I never thought I'd become that "Diet Coke Guy", but I am.


----------



## Cosmos (Jun 28, 2013)

I used to drink soda all the time, I've started to drop it.

I don't even drink that much juice anymore, I just do water. If I'm going to be drinking something full of sugar, I'd rather it be a fruit or veggie juice than pop


----------



## hpowders (Dec 23, 2013)

Yeah. Juice is better than soda. Fresh fruit is better than juice.


----------



## Albert7 (Nov 16, 2014)

I drank too much soda this week .


----------



## spokanedaniel (Dec 23, 2014)

When I lived in Mexico I loved the carrot juice at the mercados. Even though whole veggies are much healthier than juice, that was some really good carrot juice. I probably had it a couple of times a week, any time I was out for a long enough walk to hit the nearest mercado. That was a two hour round-trip walk. A three-hour walk could take me past two mercados, and fresh-squeezed orange juice at the second one.

At the place I'm going to in a month and a half, on an island off Belize, they provide washed and halved oranges in the morning, and the kind of squeezer with the big lever you pull down on. It's a lot of work, but really good, and you can have all you can squeeze.


----------



## Albert7 (Nov 16, 2014)

I try to drink one glass of spinach juice every morning.



spokanedaniel said:


> When I lived in Mexico I loved the carrot juice at the mercados. Even though whole veggies are much healthier than juice, that was some really good carrot juice.
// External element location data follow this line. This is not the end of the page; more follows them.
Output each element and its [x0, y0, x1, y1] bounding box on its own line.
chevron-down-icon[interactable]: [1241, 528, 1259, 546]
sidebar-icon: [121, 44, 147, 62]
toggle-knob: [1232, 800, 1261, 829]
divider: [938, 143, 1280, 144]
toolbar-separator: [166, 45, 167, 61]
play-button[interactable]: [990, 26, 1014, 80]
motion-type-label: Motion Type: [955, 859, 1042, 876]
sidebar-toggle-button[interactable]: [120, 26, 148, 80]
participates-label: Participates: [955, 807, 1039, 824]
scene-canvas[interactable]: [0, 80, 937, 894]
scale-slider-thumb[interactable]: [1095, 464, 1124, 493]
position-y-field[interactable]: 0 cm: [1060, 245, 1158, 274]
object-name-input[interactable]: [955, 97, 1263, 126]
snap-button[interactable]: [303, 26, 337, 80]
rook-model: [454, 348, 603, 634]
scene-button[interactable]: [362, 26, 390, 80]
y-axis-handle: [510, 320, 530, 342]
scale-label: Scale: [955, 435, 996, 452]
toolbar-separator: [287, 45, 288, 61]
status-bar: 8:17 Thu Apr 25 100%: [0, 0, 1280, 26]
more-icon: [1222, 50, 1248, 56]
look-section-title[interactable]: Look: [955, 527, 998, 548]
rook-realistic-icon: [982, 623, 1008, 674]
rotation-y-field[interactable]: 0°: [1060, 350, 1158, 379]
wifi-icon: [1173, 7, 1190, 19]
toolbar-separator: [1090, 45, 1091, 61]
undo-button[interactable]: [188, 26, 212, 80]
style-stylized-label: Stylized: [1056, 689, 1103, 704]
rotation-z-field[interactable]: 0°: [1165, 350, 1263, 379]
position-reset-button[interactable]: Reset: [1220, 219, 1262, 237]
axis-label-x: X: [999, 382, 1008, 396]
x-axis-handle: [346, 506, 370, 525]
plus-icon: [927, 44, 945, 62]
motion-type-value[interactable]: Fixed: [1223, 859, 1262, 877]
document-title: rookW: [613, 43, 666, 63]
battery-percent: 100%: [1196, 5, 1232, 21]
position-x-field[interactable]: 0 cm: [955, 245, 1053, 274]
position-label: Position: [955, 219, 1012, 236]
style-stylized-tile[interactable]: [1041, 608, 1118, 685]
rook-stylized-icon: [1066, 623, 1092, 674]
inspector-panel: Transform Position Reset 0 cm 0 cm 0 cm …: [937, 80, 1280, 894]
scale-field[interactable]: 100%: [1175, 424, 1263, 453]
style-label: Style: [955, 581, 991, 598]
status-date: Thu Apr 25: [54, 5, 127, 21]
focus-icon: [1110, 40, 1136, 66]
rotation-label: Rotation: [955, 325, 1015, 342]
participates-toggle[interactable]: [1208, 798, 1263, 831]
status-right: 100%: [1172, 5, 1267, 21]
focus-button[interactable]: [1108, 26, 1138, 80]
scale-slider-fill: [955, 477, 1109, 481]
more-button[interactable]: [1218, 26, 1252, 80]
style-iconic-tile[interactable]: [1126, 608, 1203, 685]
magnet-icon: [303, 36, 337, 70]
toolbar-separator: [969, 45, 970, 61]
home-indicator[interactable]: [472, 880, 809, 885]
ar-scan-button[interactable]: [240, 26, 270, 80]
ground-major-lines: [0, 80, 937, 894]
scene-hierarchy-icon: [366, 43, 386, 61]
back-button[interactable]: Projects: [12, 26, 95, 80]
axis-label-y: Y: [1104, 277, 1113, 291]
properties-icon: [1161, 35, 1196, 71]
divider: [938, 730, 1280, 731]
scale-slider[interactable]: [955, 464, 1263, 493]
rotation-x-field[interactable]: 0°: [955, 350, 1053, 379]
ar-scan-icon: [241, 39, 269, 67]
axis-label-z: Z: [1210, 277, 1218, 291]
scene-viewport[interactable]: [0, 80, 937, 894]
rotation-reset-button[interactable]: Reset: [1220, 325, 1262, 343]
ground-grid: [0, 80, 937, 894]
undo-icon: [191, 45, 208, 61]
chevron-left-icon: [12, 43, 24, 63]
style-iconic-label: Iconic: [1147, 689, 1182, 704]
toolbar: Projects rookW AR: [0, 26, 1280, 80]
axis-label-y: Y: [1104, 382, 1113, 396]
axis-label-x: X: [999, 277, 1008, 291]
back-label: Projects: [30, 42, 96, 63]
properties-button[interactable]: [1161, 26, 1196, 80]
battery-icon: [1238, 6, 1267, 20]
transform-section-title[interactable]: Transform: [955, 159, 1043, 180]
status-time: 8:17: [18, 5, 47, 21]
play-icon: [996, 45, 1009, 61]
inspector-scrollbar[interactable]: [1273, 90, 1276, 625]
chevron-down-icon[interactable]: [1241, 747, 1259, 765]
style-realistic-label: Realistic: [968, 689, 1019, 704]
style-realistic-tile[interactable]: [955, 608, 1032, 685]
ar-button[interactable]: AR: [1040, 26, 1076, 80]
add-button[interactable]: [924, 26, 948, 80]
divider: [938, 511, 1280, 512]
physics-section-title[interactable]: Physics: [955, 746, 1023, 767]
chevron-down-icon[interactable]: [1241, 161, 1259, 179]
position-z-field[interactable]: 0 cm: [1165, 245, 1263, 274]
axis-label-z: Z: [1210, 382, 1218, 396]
I probably had it a couple of times a week, any time I was out for a long enough walk to hit the nearest mercado. That was a two hour round-trip walk. A three-hour walk could take me past two mercados, and fresh-squeezed orange juice at the second one.
> 
> At the place I'm going to in a month and a half, on an island off Belize, they provide washed and halved oranges in the morning, and the kind of squeezer with the big lever you pull down on. It's a lot of work, but really good, and you can have all you can squeeze.


----------



## Fox (Feb 20, 2015)

Triplets said:


> They both have a lot of HFCS. Water is your best bet.


Water you say?

*Water...​*










*+*








*Magic Beans​*
*=​*


----------



## elgar's ghost (Aug 8, 2010)

Kivimees said:


> Kali (kvass)
> 
> http://en.wikipedia.org/wiki/Kvass


Nice choice - I remember a brand of Kvass being available in cans for a short time at my local newsagent - never saw it before and I haven't seen it since but I liked the taste of it.


----------



## joen_cph (Jan 17, 2010)

definitely juice for me (orange, apple, peach, grapefruit), but I sometimes mix it with fizzy mineral water.


----------



## spokanedaniel (Dec 23, 2014)

albertfallickwang said:


> I try to drink one glass of spinach juice every morning.
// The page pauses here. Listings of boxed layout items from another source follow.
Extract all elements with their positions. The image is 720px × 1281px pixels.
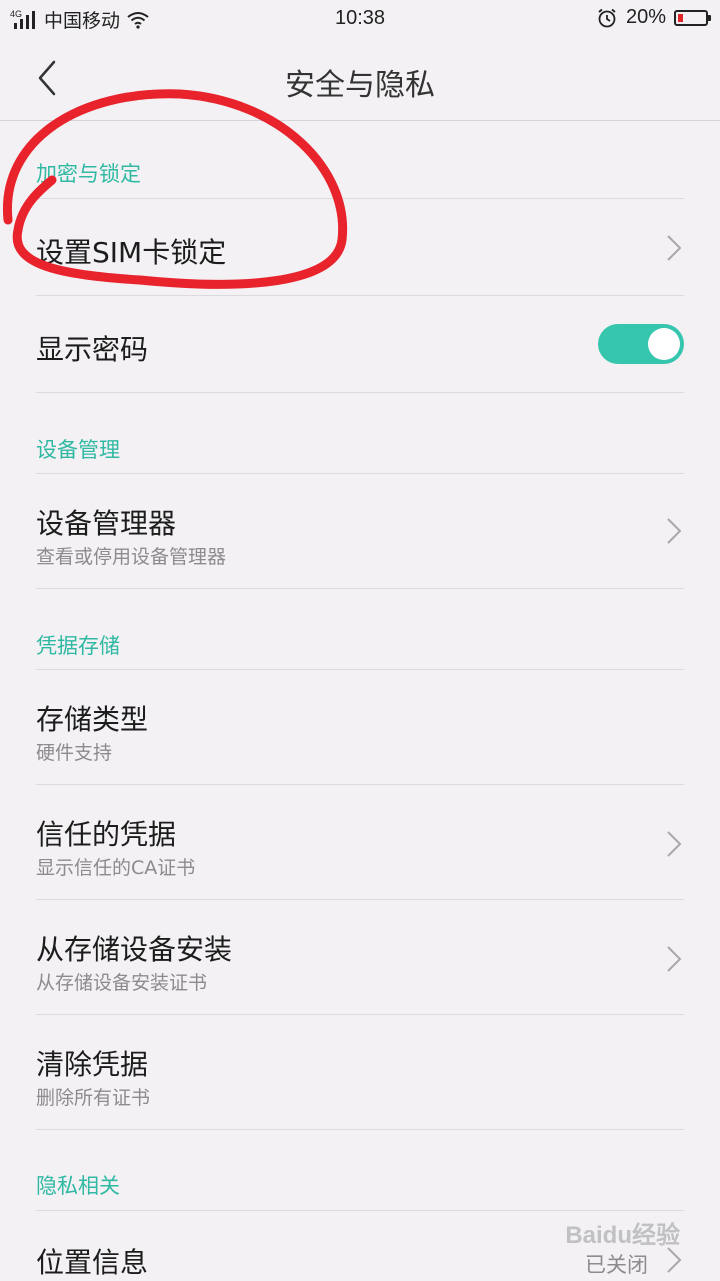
battery-icon xyxy=(674,9,711,26)
install-from-storage-label: 从存储设备安装 xyxy=(36,933,233,966)
device-admin-label: 设备管理器 xyxy=(36,507,177,540)
location-label: 位置信息 xyxy=(36,1246,149,1279)
storage-type-item[interactable]: 存储类型 硬件支持 xyxy=(36,670,684,784)
app-header: 安全与隐私 xyxy=(0,40,720,121)
alarm-icon xyxy=(598,8,616,27)
page-title: 安全与隐私 xyxy=(285,68,435,103)
device-admin-subtitle: 查看或停用设备管理器 xyxy=(36,546,227,568)
chevron-right-icon xyxy=(667,831,682,857)
location-value: 已关闭 xyxy=(585,1253,648,1277)
battery-level xyxy=(678,13,683,22)
sim-lock-label: 设置SIM卡锁定 xyxy=(36,236,227,269)
sim-lock-item[interactable]: 设置SIM卡锁定 xyxy=(36,199,684,295)
show-password-item[interactable]: 显示密码 xyxy=(36,296,684,392)
clear-credentials-label: 清除凭据 xyxy=(36,1048,149,1081)
storage-type-label: 存储类型 xyxy=(36,703,149,736)
trusted-credentials-label: 信任的凭据 xyxy=(36,818,177,851)
section-header-encryption: 加密与锁定 xyxy=(36,162,141,186)
divider xyxy=(36,392,684,393)
show-password-toggle[interactable] xyxy=(598,324,684,364)
battery-percent: 20% xyxy=(625,6,666,28)
clear-credentials-subtitle: 删除所有证书 xyxy=(36,1087,151,1109)
toggle-knob xyxy=(648,328,680,360)
trusted-credentials-subtitle: 显示信任的CA证书 xyxy=(36,857,196,879)
install-from-storage-subtitle: 从存储设备安装证书 xyxy=(36,972,208,994)
section-header-credentials: 凭据存储 xyxy=(36,634,120,658)
device-admin-item[interactable]: 设备管理器 查看或停用设备管理器 xyxy=(36,474,684,588)
section-header-privacy: 隐私相关 xyxy=(36,1174,120,1198)
status-right: 20% xyxy=(596,6,711,29)
chevron-right-icon xyxy=(667,518,682,544)
chevron-right-icon xyxy=(667,946,682,972)
section-header-device: 设备管理 xyxy=(36,438,120,462)
trusted-credentials-item[interactable]: 信任的凭据 显示信任的CA证书 xyxy=(36,785,684,899)
chevron-right-icon xyxy=(667,235,682,261)
show-password-label: 显示密码 xyxy=(36,333,149,366)
divider xyxy=(36,1129,684,1130)
clear-credentials-item[interactable]: 清除凭据 删除所有证书 xyxy=(36,1015,684,1129)
install-from-storage-item[interactable]: 从存储设备安装 从存储设备安装证书 xyxy=(36,900,684,1014)
status-bar: 4G 中国移动 10:38 20% xyxy=(0,0,720,40)
storage-type-subtitle: 硬件支持 xyxy=(36,742,113,764)
watermark: Baidu经验 xyxy=(565,1222,680,1249)
divider xyxy=(36,588,684,589)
Where do you get spinach juice? Or do you make it yourself? If I was into juices to the degree of owning a juicer, I'd have a different kind every day. I like spinach. I've never had the juice of it, though. When I had my big garden in North Dakota I grew Swiss chard instead of spinach, because chard does not bolt to seed in the hot weather the way spinach does. Very similar taste, but chard is more productive in hot climates.


----------



## georgedelorean (Aug 18, 2017)

I do like soda. Drink the stuff like it's going outta style. Especially Coke, Pepsi, and Dr. Pepper. However I really like some good old-fashioned orange juice, as well as cherry-cranberry juice.


----------



## Totenfeier (Mar 11, 2016)

Water close to 85% of the time. The rest is divided between decaf green tea, decaf English Breakfast tea, orange juice, decaf coffee (rarely, anymore), and Caffeine Free Diet Coke (maybe three times a week if I'm on a bender).
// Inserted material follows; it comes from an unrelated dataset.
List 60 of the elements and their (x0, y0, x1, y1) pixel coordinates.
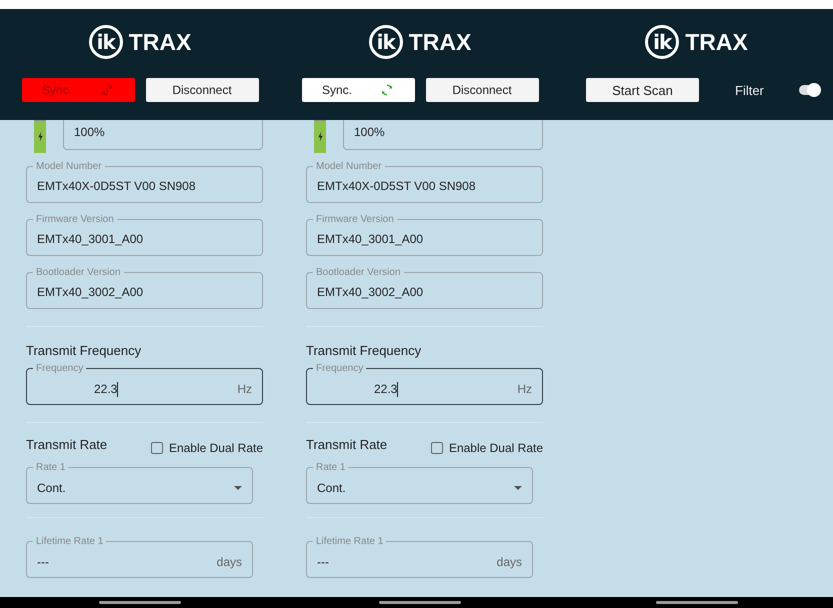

Alcohol is right out, at least anymore.


----------



## Krummhorn (Feb 18, 2007)

Ice water is my main thirst quencher 98% of the time. I also like to chew ice. 

Coffee about once a week, sodas infrequently and then only the diet varieties without aspartame. Aspartame and me do not get along.


----------



## Harmonie (Mar 24, 2007)

I don't drink either. I stopped drinking pop over a year ago, when my heart started acting a little funny and I had to stop and think about the absurd amount of the stuff I was drinking and how bad it was for me.

My oboe teacher introduced me to sparkling water (without any sweeteners). Once I got past the bitterness there has been absolutely no looking back. I discovered it was the carbonation I needed, not the sugar or caffeine.

Juice is good, though. However, it being full of sugar I haven't drank it in forever, either.


----------